Most of the stories you hear about the Lost Boys have them running off from awful homes, bad places and bad people and bad situations. Most of them get beat and starved and such, and they cry for the first few days.

Peter gets awful sick of crying, though. He can take it for three or four minutes, but then he just picks you up by your collar and drops you outside until you stop. Then, when you come back in, it's like it never happened. That part's the truth at least.

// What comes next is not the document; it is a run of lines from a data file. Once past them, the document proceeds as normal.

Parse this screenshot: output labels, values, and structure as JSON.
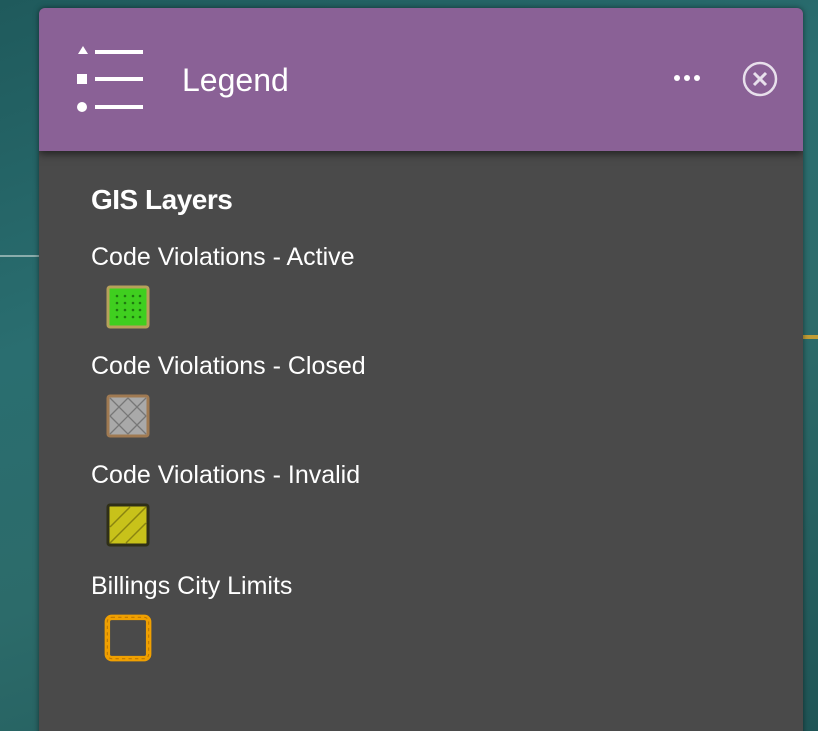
{
  "panel": {
    "title": "Legend",
    "more_label": "more-options",
    "close_label": "close",
    "header_color": "#8a6196",
    "body_color": "#4a4a4a"
  },
  "legend": {
    "section_title": "GIS Layers",
    "layers": [
      {
        "label": "Code Violations - Active",
        "symbol": "green-dotted-fill",
        "fill": "#3fcf1f",
        "outline": "#b7a15a"
      },
      {
        "label": "Code Violations - Closed",
        "symbol": "gray-crosshatch-fill",
        "fill": "#a9a9a9",
        "outline": "#a07a52"
      },
      {
        "label": "Code Violations - Invalid",
        "symbol": "yellow-diagonal-fill",
        "fill": "#c8c21a",
        "outline": "#3a3a1a"
      },
      {
        "label": "Billings City Limits",
        "symbol": "orange-dashed-outline",
        "fill": "none",
        "outline": "#f0a000"
      }
    ]
  }
}
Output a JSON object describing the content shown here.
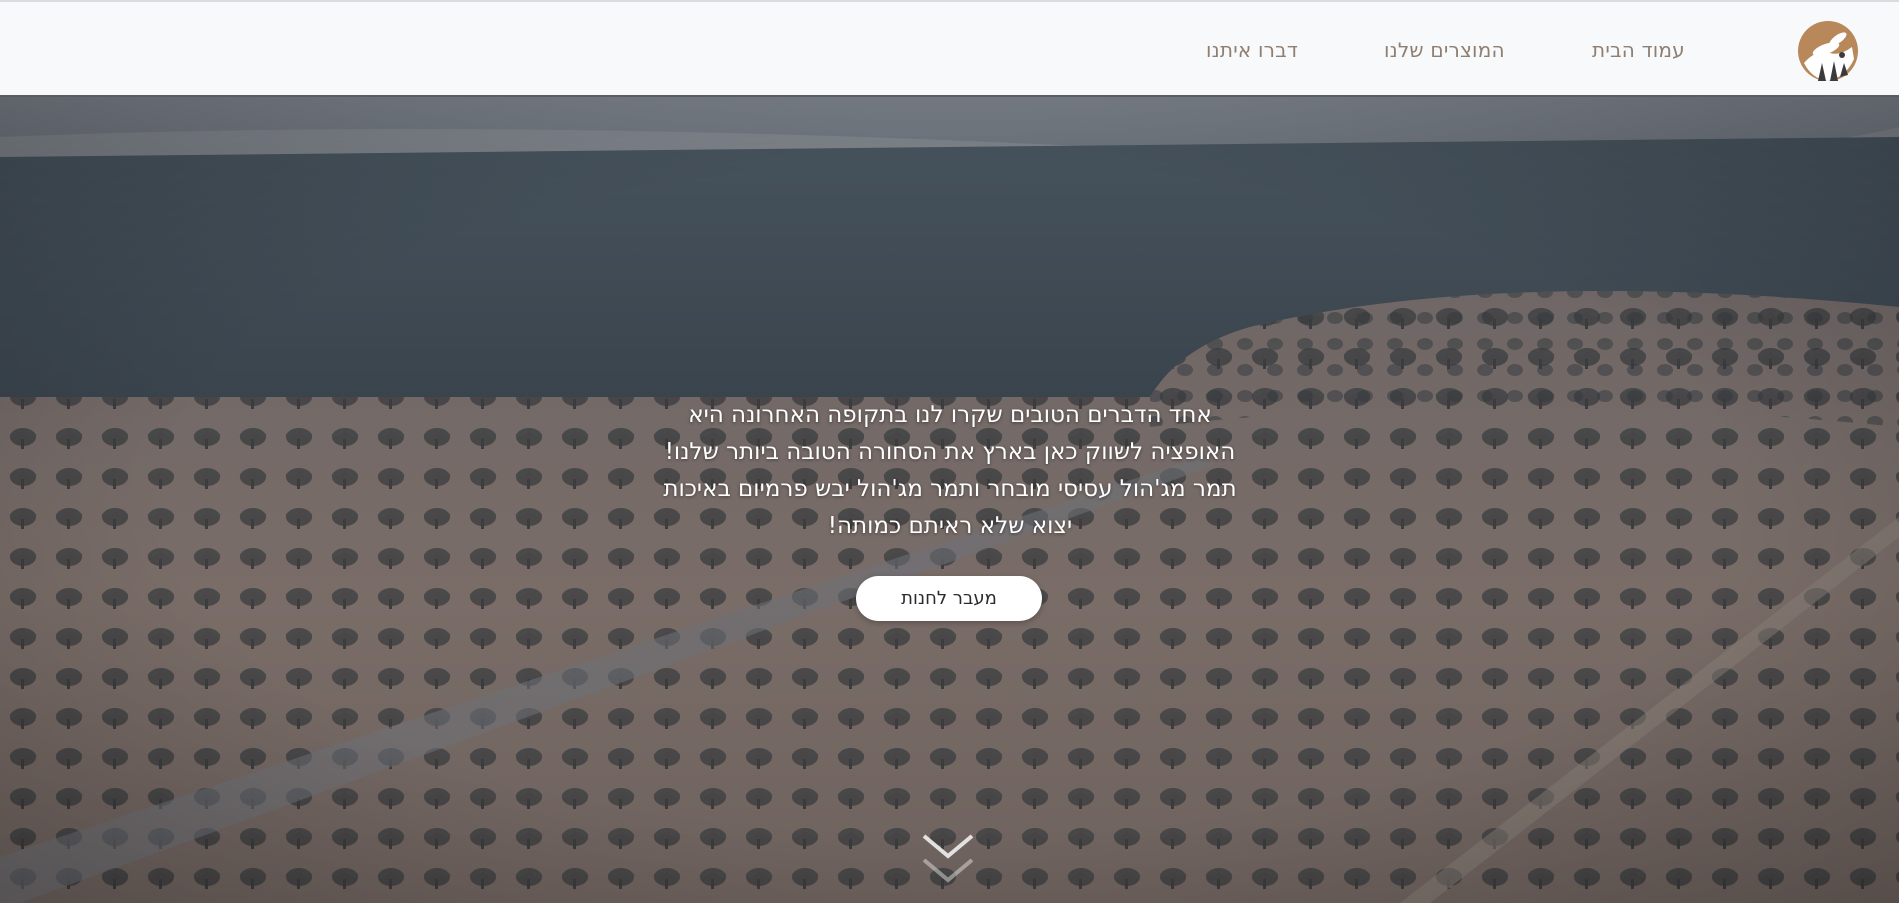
{
  "header": {
    "logo_icon": "palm-leaf-logo-icon",
    "nav": {
      "home": "עמוד הבית",
      "products": "המוצרים שלנו",
      "contact": "דברו איתנו"
    }
  },
  "hero": {
    "lines": [
      "אחד הדברים הטובים שקרו לנו בתקופה האחרונה היא",
      "האופציה לשווק כאן בארץ את הסחורה הטובה ביותר שלנו!",
      "תמר מג'הול עסיסי מובחר ותמר מג'הול יבש פרמיום באיכות",
      "יצוא שלא ראיתם כמותה!"
    ],
    "cta_label": "מעבר לחנות",
    "scroll_icon": "chevron-down-icon"
  },
  "colors": {
    "nav_text": "#8f7f72",
    "logo_brown": "#b8885a",
    "header_bg": "#f8f9fb"
  }
}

I was a Lost Boy. There's a cycle to them, you know, because even on a magic island, not everyone can be like Peter. The phrase isn't 'all children grow up, save one island.' You grow, slower than most, but you grow. And then, when you get taller than Peter, he stops talking to you and he won't let the other boys either. You can't fit in all the little nooks and crannies and secret cubby ways. Eventually, you go out and mope on the beach, staring out over the waves and wondering 'why me?'

That's when Hook comes by and nabs you.

But I'm getting ahead of myself. I was a Lost Boy, too. But my story doesn't start in some piss poor orphanage, or a dirty alley way, or a squalid apartment. It doesn't start with abusive parents or cruel caretakers or anything like that.

No, my story starts in Great Ormond Street Hospital.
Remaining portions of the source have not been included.